Q: Whereas I would agree with your sentiment that some have used the 'consumers' interest in this debate to bolster their argument, the consumer's thoughts, opinions and concerns on this issue should not be ignored. As an industry, we would ignore their interests at our peril. In 2005, to argue that the internet is still just an advertising medium as Blanche of Realty Times insists is to totally misunderstand what the consumer thinks on that issue. We talk to 300-400 consumers a day on behalf of our REALTOR members and I can tell you that they think that the agent's website they are visiting should be doing exactly what a visit to their office would be able to do and more. It is why they are using the internet. They do not want to go to the office. That was yesterday.
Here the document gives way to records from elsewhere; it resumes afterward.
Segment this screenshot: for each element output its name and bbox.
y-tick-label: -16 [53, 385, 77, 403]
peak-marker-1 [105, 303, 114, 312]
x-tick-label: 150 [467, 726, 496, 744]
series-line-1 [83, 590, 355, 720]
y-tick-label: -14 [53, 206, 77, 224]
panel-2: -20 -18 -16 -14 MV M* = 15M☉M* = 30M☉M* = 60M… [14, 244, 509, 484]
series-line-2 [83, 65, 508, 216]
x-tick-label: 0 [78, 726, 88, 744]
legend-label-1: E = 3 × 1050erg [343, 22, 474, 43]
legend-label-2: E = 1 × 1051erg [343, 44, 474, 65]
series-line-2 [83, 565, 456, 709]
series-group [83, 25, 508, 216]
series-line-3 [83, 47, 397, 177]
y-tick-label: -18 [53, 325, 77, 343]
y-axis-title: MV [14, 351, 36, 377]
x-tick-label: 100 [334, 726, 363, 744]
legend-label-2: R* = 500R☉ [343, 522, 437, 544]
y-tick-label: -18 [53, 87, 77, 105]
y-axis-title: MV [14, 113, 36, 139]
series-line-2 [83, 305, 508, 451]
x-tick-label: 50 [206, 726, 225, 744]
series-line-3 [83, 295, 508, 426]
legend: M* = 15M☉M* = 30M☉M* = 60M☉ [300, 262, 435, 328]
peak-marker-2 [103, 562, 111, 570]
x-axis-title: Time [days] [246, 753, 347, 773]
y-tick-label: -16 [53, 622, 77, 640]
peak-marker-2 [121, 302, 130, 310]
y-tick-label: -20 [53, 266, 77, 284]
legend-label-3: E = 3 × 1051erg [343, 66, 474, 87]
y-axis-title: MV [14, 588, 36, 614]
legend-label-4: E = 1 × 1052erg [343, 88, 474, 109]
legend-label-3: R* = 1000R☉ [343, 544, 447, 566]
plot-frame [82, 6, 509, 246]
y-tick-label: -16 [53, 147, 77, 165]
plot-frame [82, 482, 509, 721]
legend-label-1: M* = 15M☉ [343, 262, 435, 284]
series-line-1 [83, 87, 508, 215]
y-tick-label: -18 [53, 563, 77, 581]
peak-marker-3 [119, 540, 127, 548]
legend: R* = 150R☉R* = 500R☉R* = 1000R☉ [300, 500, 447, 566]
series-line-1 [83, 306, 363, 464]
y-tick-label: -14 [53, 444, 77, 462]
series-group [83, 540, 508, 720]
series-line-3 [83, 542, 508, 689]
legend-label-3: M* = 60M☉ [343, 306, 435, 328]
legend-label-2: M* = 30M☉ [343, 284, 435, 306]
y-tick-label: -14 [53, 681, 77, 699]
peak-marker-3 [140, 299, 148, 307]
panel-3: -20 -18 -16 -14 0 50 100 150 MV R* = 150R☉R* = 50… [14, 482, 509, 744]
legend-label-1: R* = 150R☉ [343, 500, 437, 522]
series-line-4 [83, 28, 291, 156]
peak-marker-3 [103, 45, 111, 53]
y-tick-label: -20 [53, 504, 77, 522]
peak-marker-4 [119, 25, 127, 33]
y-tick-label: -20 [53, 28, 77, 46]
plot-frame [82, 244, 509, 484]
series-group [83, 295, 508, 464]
A: The consumer does not always get what the consumer wants, nor should they. I am a consumer of computers and I think IBM should give laptops to my staff for free. That is an obvious unrealistic "want" and easy to understand how IBM would be under no obligation to give me (the consumer) what I want.

While it is a little subtler in the areas we are discussing, it is still the case. The consumer does not always get what they want. Consumers want all brokers to provide full service including fiduciary responsibilities and not charge more than $500 to list and sell a home. They can "want" all they want. If consumers want advanced technology available at websites, then let brokers offer it and they will prosper and those who do not offer it will perish, let the market take care of itself...but this strays from the listing question. If I take the listing, pay for pictures and virtual tours, advertise in newspapers, put up signs, etc., all on a contingency of payment (commission), I should have the right to decide if I want my competitors to use my "capital" to their advantage. If I want to, fine, if I don't want to, that should be fine as well and if consumers don't like it, they can list somewhere else, it is a free country, or at least it should be.

Q: In an MLS, are we not cooperating to bring buyers to the seller? You have the listing and I have my source of clients. I will show them what listings I want to, and if you and I have been cooperating with each other and you are offering a reasonable split on the transaction, I will bring the buyer and my work will be equal to your work by potentially attracting the buyer. You win, and I win - real cooperation.

A: No, I am going to work to sell the listing myself, or have an agent from my office or branch office sell it. You are an agent of "last resort." I have selling clients as well...and I want more selling clients and my listings allow me to attract selling clients. I am in the "selling client" business as well as the listing business. Also, everyone knows I work much harder than you, so I will end up doing a lot of your work. Cooperation does not mean compensation - we need to make sure we are clear about that. As a member of the MLS, I agree with making you an offer of compensation.

Q: You and I have often had a coffee together and visited each other's open house walk-throughs and my understanding was that you wanted me to bring my buyers to the table. Why do you now want to make it so difficult for me to do that? If what you are saying is that you are only doing all of this so that you can have me do all the work with the buyer, but in the end, they ditch me and call you, well, I don't know if I find that very cooperative?

A: Don't mistake my good nature for charity. This is a fiercely competitive business. I can be competitive and drink coffee at the same time. Also, don't mistake cooperation with friendly. I can be cooperative in the transaction and not be friendly.

Q: If I take the listing, pay for pictures and virtual tours, advertise in newspapers, put up signs, etc., all on a contingency of payment (commission), should I have the right to decide if I want my competitors to use my capital to their advantage?

A: Yes you should.

Final Note

Real estate compensation is "contingency based." Brokers and Agents "work for free" most of the time.

Brokers only get paid if the listing sells. If it does not sell, they have invested not only time but cash. When brokers list, they work on a contingency. Most other occupations that work on contingencies charge a lot more than 6%. Attorneys charge 30% to 50% when they work on a contingency fee arrangement.